Взбудораженная и растревоженная, я находила некоторое успокоение в размеренном ритме нашего обхода – в окликах матроны, отзывах женщин, стуке дверей. В дальнем конце второго блока миссис Джелф завернула кран, перекрывающий подачу газа к светильникам в камерах, и рожки по всему коридору разом будто вздрогнули, а потом загорелись чуть ярче.

– А вот и мисс Кадмен, моя ночная сменщица, – тихо сказала миссис Джелф. – Здравствуйте, мисс Кадмен. Это мисс Прайер, наша добровольная посетительница.

Пожелав мне доброго вечера, мисс Кадмен сняла перчатки и зевнула. Она была в форменном медвежьем плаще, откинутый капюшон лежал на плечах.
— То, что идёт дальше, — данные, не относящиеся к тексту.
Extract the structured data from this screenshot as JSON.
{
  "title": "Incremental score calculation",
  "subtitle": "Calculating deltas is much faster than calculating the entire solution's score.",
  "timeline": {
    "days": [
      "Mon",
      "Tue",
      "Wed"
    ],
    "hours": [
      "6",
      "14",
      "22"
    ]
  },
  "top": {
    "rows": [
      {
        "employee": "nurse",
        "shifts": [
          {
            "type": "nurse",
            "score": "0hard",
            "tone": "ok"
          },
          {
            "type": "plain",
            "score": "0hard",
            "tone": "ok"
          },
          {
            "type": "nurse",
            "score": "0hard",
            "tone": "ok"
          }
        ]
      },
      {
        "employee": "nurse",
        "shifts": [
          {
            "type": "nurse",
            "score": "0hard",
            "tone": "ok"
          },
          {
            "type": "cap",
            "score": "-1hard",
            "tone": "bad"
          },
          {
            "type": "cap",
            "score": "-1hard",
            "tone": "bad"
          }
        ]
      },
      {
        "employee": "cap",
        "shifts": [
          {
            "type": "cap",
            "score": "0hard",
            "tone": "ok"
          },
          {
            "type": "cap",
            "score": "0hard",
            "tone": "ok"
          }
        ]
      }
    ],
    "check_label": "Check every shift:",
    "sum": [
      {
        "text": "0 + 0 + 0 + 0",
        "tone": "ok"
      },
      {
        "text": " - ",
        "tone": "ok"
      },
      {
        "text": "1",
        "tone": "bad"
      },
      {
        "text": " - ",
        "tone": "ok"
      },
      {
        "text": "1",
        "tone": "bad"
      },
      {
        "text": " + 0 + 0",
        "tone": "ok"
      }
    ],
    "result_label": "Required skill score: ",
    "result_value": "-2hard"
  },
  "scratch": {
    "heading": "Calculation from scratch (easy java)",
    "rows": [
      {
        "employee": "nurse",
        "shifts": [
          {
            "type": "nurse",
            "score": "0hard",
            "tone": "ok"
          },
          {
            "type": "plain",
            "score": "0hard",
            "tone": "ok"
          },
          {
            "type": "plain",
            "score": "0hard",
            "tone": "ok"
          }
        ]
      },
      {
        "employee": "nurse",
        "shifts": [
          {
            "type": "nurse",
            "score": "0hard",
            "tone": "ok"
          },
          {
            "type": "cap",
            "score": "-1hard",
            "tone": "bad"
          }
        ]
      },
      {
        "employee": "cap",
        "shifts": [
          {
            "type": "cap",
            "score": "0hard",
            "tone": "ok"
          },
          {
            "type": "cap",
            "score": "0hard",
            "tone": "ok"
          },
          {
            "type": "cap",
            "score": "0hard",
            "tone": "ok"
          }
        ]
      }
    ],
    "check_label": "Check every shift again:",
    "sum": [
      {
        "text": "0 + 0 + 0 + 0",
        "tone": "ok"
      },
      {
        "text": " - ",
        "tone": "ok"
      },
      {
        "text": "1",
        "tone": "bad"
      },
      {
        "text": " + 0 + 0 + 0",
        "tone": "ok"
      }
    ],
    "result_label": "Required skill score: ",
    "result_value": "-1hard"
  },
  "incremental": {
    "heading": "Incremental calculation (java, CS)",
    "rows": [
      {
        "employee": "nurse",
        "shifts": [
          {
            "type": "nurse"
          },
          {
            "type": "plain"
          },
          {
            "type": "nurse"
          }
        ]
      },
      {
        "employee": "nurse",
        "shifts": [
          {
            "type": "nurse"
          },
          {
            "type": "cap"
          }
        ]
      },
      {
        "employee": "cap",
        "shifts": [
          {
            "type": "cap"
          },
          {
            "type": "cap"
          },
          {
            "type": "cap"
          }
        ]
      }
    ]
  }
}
– Ну что, буянил сегодня кто-нибудь, миссис Джелф? – спросила она и снова зевнула.

Когда мисс Кадмен направилась в комнату для матрон, я заметила, что башмаки у нее на резиновой подошве и ступают по усыпанным песком плитам почти бесшумно. У арестанток есть особое название для таких башмаков, я сейчас вспомнила: «тихоступы».

Я пожала руку миссис Джелф и вдруг поняла, что мне жаль расставаться с ней, жаль оставлять ее здесь, тогда как я иду дальше.

– Вы очень добрая, – сказала я. – Самая добрая матрона во всей тюрьме.

Она коротко стиснула мои пальцы и покачала головой, – казалось, мои слова, или мое настроение, или вечерний обход повергли ее в печаль.

– Благослови вас Господь, мисс, – сказала она.

Мисс Ридли я по пути к выходу не встретила, хотя почти надеялась встретить. На лестничной площадке я увидела миссис Притти – она разговаривала с ночной надзирательницей своего блока, натягивая черные кожаные перчатки и сгибая-разгибая пальцы, чтобы те сели на руку поудобнее. А на первом этаже я столкнулась с мисс Хэксби, которую вызвали усмирить разбушевавшуюся арестантку.

– Как поздно вы задержались сегодня, мисс Прайер! – удивилась она.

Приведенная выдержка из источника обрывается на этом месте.